There are seasons in life that don’t exactly knock politely. They just walk in, sit down, and rearrange everything in an instant. Literally.
And, if you are like me. You don’t have time to get knocked down….. But, sometimes that is what we need.
This past month has felt like one of those seasons for me. Not chaotic in an obvious way. Not dramatic in a way you can easily explain. Just a slow pile of things that quietly built up until my body finally said, okay, we’re done now.
It started off pretty harmless. I got sick. For the first time in years!
Nothing that felt alarming at first. Just one of those “I’ll be fine in a few days” situations. The kind where you still answer texts, still think about your to-do list, still mentally plan your comeback like you’re about to re-enter life at full speed.
I told myself I’d rest. Stay hydrated, lay low, maybe even romanticize it a little (because if I’m going to be sick, I at least want it to feel slightly aesthetic). And then I’d get right back to normal.
Well if you know me, I didn’t rest.
Because that’s who I am. I’m a “keep going” person. A “we can push through this” person. A “there’s really no convenient time to slow down, so let’s just… not” person.
Especially in this season of my life. I’m building something. Showing up. Creating momentum in my business and in myself. And when you’re in that space, slowing down can feel almost uncomfortable. Like you’re stepping out of alignment instead of into it.
But this time, my body had other plans.
I started to feel better. You know that moment where you wake up and think, okay, we’re back, we’re good, this is over? That moment. And then, very humbling, I got worse again.
Which felt a little unnecessary, if I’m being honest. Like… we already did this. Why are we revisiting?
But underneath the physical part of it, there was something else. This month had already been emotionally heavy in ways I didn’t fully stop to process. Not in a loud, obvious way. More in that quiet, cumulative way where things just sit with you. Moments that felt draining. Conversations that lingered. Situations that required more energy than I realized at the time.
And instead of pausing to feel any of it, I did what I always do. I kept moving.
Until I couldn’t.
And you finally realize pushing through isn’t working this time.
Then came the part I really don’t like.. the part I will avoid for as long as possible. I had to cancel things.
Plans with friends I was actually excited about. Work things. Client conversations. Moments I had already committed to in my head.
And if you’re anything like me, canceling isn’t just canceling. It turns into a whole internal dialogue. Do I sound flaky? Should I just push through? Maybe I can rally for a few hours… (We love a good internal negotiation.)
Because for me, showing up matters. Being reliable matters. Being someone people can count on matters. And when you care deeply, canceling can feel like you’re letting people down. Even when you know you’re not.
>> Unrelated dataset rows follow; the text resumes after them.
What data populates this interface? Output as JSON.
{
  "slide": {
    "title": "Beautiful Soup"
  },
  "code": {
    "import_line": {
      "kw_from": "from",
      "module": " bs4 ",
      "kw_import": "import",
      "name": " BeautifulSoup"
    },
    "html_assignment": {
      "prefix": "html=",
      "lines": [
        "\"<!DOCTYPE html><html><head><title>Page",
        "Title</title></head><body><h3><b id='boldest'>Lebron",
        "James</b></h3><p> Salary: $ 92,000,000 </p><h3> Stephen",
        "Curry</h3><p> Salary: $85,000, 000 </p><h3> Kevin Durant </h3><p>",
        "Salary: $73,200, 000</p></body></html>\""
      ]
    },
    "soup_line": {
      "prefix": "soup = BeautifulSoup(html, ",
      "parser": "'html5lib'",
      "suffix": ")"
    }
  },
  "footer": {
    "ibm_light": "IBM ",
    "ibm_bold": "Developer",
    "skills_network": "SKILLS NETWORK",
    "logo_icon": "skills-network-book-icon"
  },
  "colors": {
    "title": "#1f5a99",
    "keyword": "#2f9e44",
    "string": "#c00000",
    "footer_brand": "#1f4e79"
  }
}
But underneath all of that, there was a quieter voice. And it was simple.
You don’t need to rally. You need to rest.
And that’s when something shifted for me. Not dramatically, just softly.
Sometimes the pause isn’t optional. Sometimes, it’s what happens when we didn’t choose it earlier.
Because if I’m honest, there were moments leading up to this where I could have slowed down. Subtle moments. Times I felt a little off, a little run down, a little stretched thin. But I moved past them. Because that’s what we’re used to doing.
We override. We push through. We tell ourselves we’ll rest later.
And eventually, later shows up in a way we didn’t plan for.
This experience forced me to actually tune into my health in a way I don’t always do. Not just physically, but emotionally too. To ask myself: am I actually okay, or just functioning? Am I resting, or just pausing long enough to keep going again? Am I listening to myself, or convincing myself I’m fine?
Because the truth is, when you don’t give yourself space to rest, your body will create it for you. Usually at the most inconvenient time possible.
Which is exactly what this felt like.
But there was also something unexpectedly grounding about it. Because in the middle of canceling things and stepping back, I realized something important.
The right people understand.
My friends didn’t disappear. My clients didn’t suddenly question everything. The opportunities meant for me didn’t evaporate overnight.
And that felt reassuring. Like maybe I don’t have to hold everything so tightly all the time. Like maybe I can trust that what’s meant for me isn’t going anywhere just because I needed to slow down.
I’m still learning that.
I’m learning that rest doesn’t have to be something I earn by reaching a breaking point. That I don’t have to wait until my body forces me to stop. That giving myself grace earlier might actually be the thing that keeps everything flowing not disrupting it.
I’m learning that taking care of myself doesn’t make me less committed. It actually allows me to show up more fully when I am there. More present. More clear. More myself.
So if you’re in a season right now where things feel slower than you want them to, or you’ve had to cancel something, or step back, or take care of yourself in a way that feels unfamiliar…
Maybe nothing is going wrong.
Maybe your body is just asking for your attention.
But even when it is, even when it shows up uninvited, it might still be exactly what you needed.
Maybe the pause isn’t the interruption.